Donald Trump is laying in Walter Reed right now because he didn’t understand that. Some 209,000 people are dead because he didn’t understand that.
How many more people have to die before these sycophants give up on the lie that being reckless means that, ackshually, Trump is a super-duper tough fighter man? 200,000 more? 400,000?
If that doesn’t make your blood pressure as high as mine, here’s a little bonus content on Gutfeld, who was “one of the more forceful critics of Trump’s equivocating on neo-Nazi marchers in 2017, but three years later he’s all-in on defending the president, now calls it a hoax.”
3. AIDS
There’s a lot of talk about whether the president—who contracted this virus through gross negligence and who has presided over an administration defined by its cruelty—deserves our empathy and our well-wishes.
The discussion made me think about AIDS. (Do not come here expecting uplifting newsletters, people, this is JVL’s product and I respect his brand.)
Caveat: I recognize these diseases are very different of course and so this analogy will have the same weakness that most do.
But this whole discussion about compassion for Trump reminds me of the way that gay men who contracted HIV/AIDS were treated by the rest of the culture, particularly in the ’80s at the height of the virus. They were called reckless, irresponsible, immoral, and worse. Studies showed that gay men are generally considered to be at fault by their peers for contracting the virus, while others aren’t.

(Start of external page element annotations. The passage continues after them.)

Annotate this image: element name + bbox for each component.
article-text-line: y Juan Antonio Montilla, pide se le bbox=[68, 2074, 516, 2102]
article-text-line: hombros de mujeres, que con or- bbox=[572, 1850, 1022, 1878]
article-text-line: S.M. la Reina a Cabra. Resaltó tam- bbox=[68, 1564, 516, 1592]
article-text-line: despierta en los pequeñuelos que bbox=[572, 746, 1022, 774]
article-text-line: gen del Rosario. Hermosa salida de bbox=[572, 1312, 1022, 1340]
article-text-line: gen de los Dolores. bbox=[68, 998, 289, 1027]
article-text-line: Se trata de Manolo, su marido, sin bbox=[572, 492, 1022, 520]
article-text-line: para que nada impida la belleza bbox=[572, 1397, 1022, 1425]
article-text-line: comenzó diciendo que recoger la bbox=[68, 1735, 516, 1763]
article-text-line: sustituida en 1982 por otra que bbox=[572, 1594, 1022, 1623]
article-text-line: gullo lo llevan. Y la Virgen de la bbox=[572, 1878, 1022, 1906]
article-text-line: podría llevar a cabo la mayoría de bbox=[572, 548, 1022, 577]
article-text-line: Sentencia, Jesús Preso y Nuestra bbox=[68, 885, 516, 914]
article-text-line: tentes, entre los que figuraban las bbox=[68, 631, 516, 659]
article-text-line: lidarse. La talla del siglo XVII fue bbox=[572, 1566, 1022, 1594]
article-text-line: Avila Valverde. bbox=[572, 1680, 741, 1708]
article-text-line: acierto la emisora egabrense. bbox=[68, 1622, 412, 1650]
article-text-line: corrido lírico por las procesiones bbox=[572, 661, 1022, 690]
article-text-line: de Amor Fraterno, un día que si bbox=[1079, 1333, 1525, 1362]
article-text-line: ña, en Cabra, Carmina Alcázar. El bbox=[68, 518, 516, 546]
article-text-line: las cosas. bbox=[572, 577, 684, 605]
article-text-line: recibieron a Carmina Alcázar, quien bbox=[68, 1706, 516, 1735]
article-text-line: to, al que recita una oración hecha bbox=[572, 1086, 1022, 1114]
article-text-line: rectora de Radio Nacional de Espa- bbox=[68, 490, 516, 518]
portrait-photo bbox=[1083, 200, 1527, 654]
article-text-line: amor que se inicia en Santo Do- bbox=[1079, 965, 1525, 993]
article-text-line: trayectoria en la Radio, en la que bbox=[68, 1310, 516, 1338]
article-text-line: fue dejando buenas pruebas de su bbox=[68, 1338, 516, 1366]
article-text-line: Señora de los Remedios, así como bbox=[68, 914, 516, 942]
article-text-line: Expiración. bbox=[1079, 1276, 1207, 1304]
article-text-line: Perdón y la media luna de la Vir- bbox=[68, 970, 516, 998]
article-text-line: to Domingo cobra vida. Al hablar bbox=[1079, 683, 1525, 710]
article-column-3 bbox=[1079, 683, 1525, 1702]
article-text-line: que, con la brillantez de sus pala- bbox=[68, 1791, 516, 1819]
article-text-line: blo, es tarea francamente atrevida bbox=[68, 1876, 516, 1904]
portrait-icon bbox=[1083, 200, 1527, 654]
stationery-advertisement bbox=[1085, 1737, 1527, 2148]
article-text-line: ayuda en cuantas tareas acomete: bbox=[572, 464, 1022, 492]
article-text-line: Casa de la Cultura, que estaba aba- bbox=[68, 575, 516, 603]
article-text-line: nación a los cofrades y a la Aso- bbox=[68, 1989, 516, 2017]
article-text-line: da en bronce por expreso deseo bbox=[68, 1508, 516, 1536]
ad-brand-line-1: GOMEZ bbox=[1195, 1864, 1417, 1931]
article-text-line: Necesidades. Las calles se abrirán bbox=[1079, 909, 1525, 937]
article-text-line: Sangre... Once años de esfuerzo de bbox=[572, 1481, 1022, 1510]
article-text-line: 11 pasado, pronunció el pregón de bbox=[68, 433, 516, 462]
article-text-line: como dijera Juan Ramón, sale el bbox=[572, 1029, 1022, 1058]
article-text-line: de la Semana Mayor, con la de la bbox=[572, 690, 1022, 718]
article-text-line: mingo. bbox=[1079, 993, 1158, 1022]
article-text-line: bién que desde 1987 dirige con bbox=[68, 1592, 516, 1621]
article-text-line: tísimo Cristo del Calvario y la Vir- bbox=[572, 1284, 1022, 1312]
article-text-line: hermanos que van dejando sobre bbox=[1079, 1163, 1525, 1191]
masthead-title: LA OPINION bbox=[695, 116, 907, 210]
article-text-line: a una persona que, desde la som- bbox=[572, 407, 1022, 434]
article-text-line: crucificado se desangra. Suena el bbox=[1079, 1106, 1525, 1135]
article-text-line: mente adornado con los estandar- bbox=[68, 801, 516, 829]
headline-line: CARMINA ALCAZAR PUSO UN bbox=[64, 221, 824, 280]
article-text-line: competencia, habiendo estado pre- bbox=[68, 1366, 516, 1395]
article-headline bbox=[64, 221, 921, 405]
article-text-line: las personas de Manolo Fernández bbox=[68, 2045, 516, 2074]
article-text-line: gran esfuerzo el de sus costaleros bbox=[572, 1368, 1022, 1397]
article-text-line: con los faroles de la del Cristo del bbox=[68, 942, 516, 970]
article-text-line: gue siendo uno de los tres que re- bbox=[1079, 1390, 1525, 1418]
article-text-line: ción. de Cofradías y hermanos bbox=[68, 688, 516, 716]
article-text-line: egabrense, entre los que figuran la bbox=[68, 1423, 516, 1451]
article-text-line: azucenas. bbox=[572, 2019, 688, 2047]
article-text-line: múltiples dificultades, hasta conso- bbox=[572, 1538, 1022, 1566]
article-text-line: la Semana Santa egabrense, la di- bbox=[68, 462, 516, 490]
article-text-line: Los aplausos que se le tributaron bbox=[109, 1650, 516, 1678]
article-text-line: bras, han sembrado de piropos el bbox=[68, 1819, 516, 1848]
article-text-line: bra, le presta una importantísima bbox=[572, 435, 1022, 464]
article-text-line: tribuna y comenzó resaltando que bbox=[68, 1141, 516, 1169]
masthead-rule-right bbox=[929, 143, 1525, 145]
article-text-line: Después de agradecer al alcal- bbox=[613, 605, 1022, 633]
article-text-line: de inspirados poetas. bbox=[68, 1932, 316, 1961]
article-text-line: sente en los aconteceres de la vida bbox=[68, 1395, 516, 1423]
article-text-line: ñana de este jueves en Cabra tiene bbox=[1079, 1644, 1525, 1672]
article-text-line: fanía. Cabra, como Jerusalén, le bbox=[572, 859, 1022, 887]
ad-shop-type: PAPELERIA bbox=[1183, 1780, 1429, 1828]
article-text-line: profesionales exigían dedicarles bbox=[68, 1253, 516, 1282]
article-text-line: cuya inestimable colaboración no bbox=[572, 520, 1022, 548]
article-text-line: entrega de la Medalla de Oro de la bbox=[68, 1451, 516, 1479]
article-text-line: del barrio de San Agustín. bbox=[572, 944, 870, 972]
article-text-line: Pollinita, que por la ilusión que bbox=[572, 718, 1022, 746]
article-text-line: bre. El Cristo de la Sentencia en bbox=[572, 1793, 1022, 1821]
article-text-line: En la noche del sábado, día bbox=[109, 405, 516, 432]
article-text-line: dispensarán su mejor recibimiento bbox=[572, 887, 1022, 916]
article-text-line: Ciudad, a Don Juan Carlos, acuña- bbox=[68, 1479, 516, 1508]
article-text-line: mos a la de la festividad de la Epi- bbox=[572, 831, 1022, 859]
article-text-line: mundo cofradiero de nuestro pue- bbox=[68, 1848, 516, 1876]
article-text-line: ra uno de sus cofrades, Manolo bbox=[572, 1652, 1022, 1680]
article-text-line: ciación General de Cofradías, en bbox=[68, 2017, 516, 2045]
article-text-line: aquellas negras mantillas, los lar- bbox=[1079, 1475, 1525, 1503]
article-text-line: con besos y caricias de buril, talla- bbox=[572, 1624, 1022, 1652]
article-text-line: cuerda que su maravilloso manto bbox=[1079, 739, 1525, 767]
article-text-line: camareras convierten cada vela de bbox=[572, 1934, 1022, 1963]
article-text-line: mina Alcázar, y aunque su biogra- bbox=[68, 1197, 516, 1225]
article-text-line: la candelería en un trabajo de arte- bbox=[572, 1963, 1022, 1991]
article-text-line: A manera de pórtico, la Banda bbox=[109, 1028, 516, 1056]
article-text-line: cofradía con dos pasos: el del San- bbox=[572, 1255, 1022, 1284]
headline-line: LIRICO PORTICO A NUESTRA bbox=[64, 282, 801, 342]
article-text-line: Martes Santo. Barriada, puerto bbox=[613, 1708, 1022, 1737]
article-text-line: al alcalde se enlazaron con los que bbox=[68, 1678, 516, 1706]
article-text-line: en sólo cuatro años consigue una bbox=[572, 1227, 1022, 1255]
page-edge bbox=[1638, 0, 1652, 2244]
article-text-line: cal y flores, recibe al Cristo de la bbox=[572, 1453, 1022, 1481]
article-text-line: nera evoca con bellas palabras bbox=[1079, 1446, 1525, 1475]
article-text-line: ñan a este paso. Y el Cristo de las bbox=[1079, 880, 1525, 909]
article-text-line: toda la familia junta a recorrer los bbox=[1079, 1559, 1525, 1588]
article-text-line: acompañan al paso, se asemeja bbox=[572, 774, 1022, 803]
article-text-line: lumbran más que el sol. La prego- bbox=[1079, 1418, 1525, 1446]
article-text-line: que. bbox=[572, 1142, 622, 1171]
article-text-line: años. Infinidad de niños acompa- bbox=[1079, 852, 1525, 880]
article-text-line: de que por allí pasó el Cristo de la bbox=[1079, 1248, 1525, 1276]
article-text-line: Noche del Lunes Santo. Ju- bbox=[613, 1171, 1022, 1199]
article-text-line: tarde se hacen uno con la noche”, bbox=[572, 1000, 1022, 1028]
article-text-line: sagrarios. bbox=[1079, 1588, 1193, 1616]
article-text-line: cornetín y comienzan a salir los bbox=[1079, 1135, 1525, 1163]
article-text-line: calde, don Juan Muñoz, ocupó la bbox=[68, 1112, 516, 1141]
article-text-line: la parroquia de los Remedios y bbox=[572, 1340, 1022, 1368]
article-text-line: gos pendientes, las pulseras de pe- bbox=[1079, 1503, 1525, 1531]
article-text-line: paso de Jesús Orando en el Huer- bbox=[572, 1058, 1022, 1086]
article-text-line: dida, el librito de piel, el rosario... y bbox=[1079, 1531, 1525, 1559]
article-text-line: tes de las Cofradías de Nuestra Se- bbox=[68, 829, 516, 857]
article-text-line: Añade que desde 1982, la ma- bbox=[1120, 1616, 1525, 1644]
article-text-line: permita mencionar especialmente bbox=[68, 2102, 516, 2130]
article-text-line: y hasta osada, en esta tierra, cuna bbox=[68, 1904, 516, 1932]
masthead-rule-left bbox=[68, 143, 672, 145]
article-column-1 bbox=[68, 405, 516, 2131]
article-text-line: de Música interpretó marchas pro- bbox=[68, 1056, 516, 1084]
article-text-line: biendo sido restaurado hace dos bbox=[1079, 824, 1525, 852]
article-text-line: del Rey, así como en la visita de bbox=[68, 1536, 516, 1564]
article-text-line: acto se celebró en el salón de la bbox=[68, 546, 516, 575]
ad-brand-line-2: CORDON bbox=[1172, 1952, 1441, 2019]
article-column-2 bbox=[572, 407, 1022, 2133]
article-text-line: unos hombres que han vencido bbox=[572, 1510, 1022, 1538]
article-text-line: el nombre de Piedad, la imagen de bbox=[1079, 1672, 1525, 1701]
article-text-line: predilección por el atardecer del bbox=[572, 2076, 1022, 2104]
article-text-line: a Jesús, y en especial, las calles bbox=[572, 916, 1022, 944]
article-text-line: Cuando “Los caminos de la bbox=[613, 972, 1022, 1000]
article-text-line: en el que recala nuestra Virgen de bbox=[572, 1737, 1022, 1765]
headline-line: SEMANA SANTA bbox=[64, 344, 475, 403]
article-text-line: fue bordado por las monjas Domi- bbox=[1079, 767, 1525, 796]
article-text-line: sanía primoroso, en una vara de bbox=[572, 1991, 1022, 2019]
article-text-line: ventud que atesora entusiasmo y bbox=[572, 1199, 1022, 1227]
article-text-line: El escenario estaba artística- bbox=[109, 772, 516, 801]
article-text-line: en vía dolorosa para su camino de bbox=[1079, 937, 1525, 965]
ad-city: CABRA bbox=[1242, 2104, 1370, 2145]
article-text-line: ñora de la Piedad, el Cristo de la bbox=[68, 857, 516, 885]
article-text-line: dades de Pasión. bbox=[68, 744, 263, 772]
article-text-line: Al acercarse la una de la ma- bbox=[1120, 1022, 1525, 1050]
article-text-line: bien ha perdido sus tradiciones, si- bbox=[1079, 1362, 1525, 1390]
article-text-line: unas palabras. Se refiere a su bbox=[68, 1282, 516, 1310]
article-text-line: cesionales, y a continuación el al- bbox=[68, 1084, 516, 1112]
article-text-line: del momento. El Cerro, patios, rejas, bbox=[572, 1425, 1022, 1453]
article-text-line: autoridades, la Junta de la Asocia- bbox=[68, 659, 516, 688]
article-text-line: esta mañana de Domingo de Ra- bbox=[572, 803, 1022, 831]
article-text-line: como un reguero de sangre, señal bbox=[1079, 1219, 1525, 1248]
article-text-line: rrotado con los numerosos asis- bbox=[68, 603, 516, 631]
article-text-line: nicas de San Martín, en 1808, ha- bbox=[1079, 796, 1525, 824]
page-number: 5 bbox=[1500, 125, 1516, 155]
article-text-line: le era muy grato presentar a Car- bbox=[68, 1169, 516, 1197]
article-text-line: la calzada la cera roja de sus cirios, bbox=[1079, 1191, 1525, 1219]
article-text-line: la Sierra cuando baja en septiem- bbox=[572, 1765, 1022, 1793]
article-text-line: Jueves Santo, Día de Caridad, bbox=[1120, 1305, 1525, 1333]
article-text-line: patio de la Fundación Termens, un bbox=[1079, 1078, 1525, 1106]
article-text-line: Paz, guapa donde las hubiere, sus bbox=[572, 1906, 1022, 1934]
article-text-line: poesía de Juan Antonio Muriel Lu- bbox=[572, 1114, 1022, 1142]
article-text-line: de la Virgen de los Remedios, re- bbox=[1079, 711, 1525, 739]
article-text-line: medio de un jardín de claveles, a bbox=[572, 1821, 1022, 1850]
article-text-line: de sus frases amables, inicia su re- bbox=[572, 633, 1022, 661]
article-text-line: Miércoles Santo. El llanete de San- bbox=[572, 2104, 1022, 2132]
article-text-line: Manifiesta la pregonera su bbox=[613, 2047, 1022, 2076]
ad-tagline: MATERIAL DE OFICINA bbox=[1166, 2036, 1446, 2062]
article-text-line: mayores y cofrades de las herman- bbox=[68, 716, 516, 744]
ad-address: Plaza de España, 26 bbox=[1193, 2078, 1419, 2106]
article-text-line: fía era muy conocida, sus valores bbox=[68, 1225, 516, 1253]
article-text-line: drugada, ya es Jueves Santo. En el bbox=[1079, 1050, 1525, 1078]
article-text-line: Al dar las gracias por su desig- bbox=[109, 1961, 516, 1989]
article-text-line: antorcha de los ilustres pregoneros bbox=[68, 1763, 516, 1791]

That stigma, which persists, is gross and wrong when it comes to HIV/AIDS. And it’s also true of COVID-19. Contracting a disease isn’t something that anyone deserves. Even the president. He should be granted the grace that gay men were often denied as he goes through a recovery that I hope is speedy.
But when it comes to contagions such as these there is also a responsibility. Everyone deserves empathy but that empathy doesn’t give them carte blanche to recklessly and knowingly endanger others. Gay advice columnist Dan Savage wrote a column in response to a question about whether we should have compassion for men who have HIV and knowingly expose others without informing them:
What about compassion for the men he's infecting? What about his responsibility not to spread HIV? . . . I'm sick to death of “HIV educators” lumping my ethical HIV-positive friends in with selfish, unethical, immoral HIV-positive shitbags who could care less about infecting other people.
Considering the president’s actions in the past week, his choices look a lot like those of the “shitbag” (Dan’s words!) who couldn’t care less about infecting other people. So while we should hope for the best for Trump’s recovery, we can simultaneously feel a deep anger over how he endangered and possibly infected those around him.
The Washington Post reports that no contract tracing or guidance has been offered to the hundreds exposed by this White House. An unbelievable abdication of duty. These public servants and everyday Americans were put at risk by their own commander-in-chief for no reason except his vanity and pathological need to project phony strength. They truly deserve our compassion and our action.